"Ich hab dich betrogen" - Ein Grund zur Trennung?

  • Der Mensch als Wesen, welches ohne soziale Kontakte nicht überleben kann. Als Einzelgänger würden wir auf Dauer nicht überleben.


    Was also, wenn ich endlich eine/n Partner/in gefunden habe und dann aber der berühmte Satz kommt:
    "Schatz, es tut mir leid, ich habe dich betrogen". ......... ??


    Wäre das für euch ein Trennungsgrund? In diesem Zusammenhang könnte man auch über Polygamie diskutieren.


    Los geht´s!

  • Also für mich ist Treue und Liebe das Wichtigste. Wenn man betrügt, dann kann etwas in der Beziehung nicht stimmen.


    Für mich ist Betrug auf jeden Fall ein Grund zur Trennung und ich wurde auch schon öfter betrogen.


    Polygamie ist gar nix, ich finde wenn man einen Menschen liebt, dann soll man monogam sein. Sonsz kann man ja ONS haben, aber keine Beziehung.

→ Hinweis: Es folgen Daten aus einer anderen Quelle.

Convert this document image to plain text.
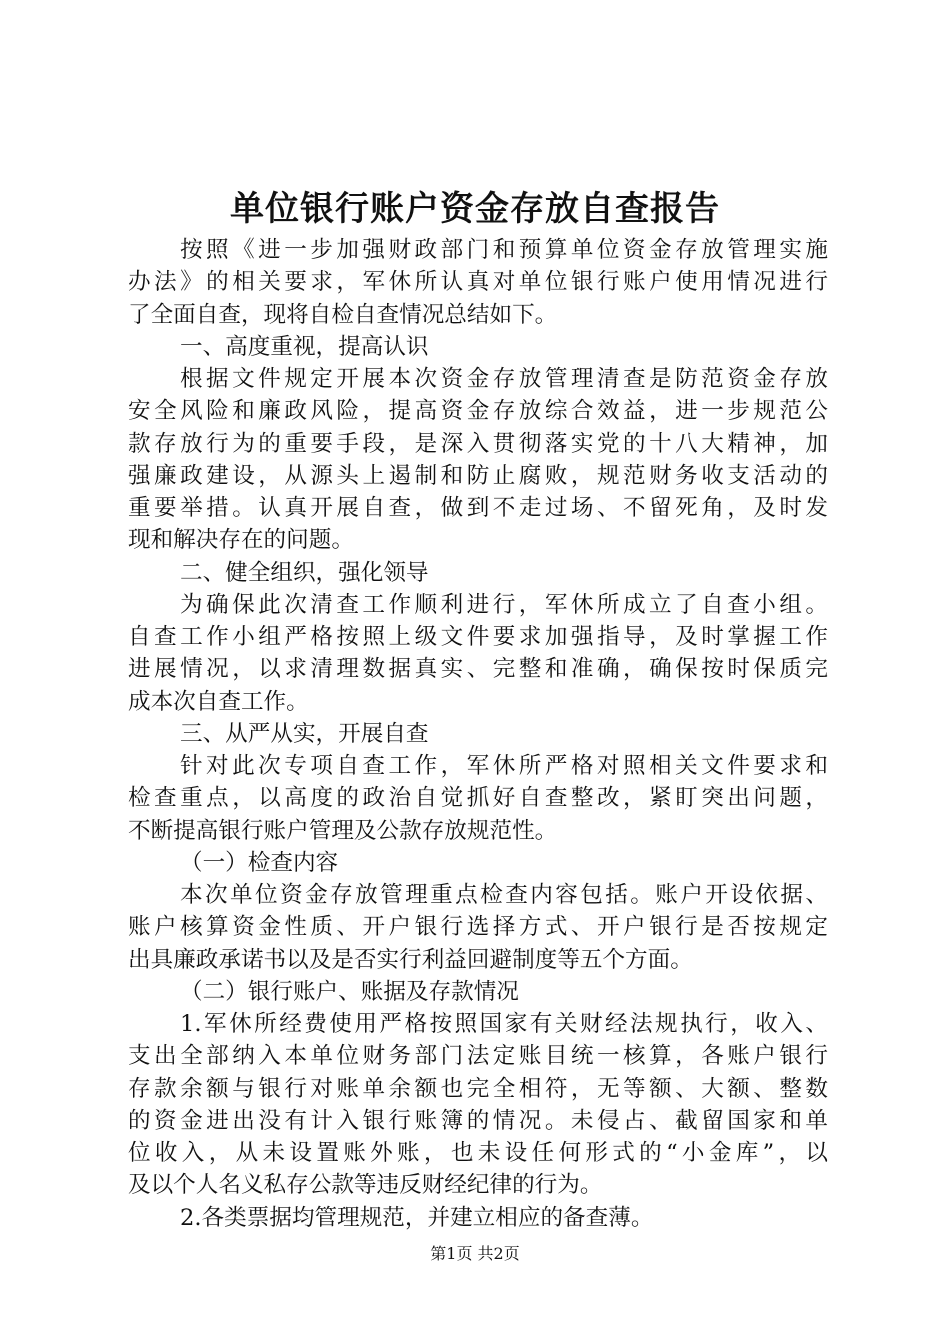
单位银行账户资金存放自查报告
按照《进一步加强财政部门和预算单位资金存放管理实施
办法》的相关要求，军休所认真对单位银行账户使用情况进行
了全面自查，现将自检自查情况总结如下。
一、高度重视，提高认识
根据文件规定开展本次资金存放管理清查是防范资金存放
安全风险和廉政风险，提高资金存放综合效益，进一步规范公
款存放行为的重要手段，是深入贯彻落实党的十八大精神，加
强廉政建设，从源头上遏制和防止腐败，规范财务收支活动的
重要举措。认真开展自查，做到不走过场、不留死角，及时发
现和解决存在的问题。
二、健全组织，强化领导
为确保此次清查工作顺利进行，军休所成立了自查小组。
自查工作小组严格按照上级文件要求加强指导，及时掌握工作
进展情况，以求清理数据真实、完整和准确，确保按时保质完
成本次自查工作。
三、从严从实，开展自查
针对此次专项自查工作，军休所严格对照相关文件要求和
检查重点，以高度的政治自觉抓好自查整改，紧盯突出问题，
不断提高银行账户管理及公款存放规范性。
（一）检查内容
本次单位资金存放管理重点检查内容包括。账户开设依据、
账户核算资金性质、开户银行选择方式、开户银行是否按规定
出具廉政承诺书以及是否实行利益回避制度等五个方面。
（二）银行账户、账据及存款情况
1.军休所经费使用严格按照国家有关财经法规执行，收入、
支出全部纳入本单位财务部门法定账目统一核算，各账户银行
存款余额与银行对账单余额也完全相符，无等额、大额、整数
的资金进出没有计入银行账簿的情况。未侵占、截留国家和单
位收入，从未设置账外账，也未设任何形式的“小金库”，以
及以个人名义私存公款等违反财经纪律的行为。
2.各类票据均管理规范，并建立相应的备查薄。
第1页 共2页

  • Also es ist ein Unterschied ob man polygam lebt (also mit mehreren Partnern), oder polyamor(man liebt mehrere Partner). Und wo zieht man die Grenze zu Liebe, wer kann das schon so genau definieren was Liebe überhaupt ist? Was ist daran "falsch" oder "verwerflich" mehr als einen Menschen zu lieben? ich gehe davon aus, das auch "monogame" Menschen mehr als nur ihren Partner lieben, z.b. ihre Kinder/Eltern/Tiere/Freunde... ich denke die Grenzen sind fließend und jeder sollte sein persönliches Glück finden können. Solange niemand in mitleidenschaft gezogen wird.


    Make Love, not war:)

  • Ich bin der Meinung, die ganze Sache ist eine Frage der Absprache und inwieweit die Partner damit klar kommen.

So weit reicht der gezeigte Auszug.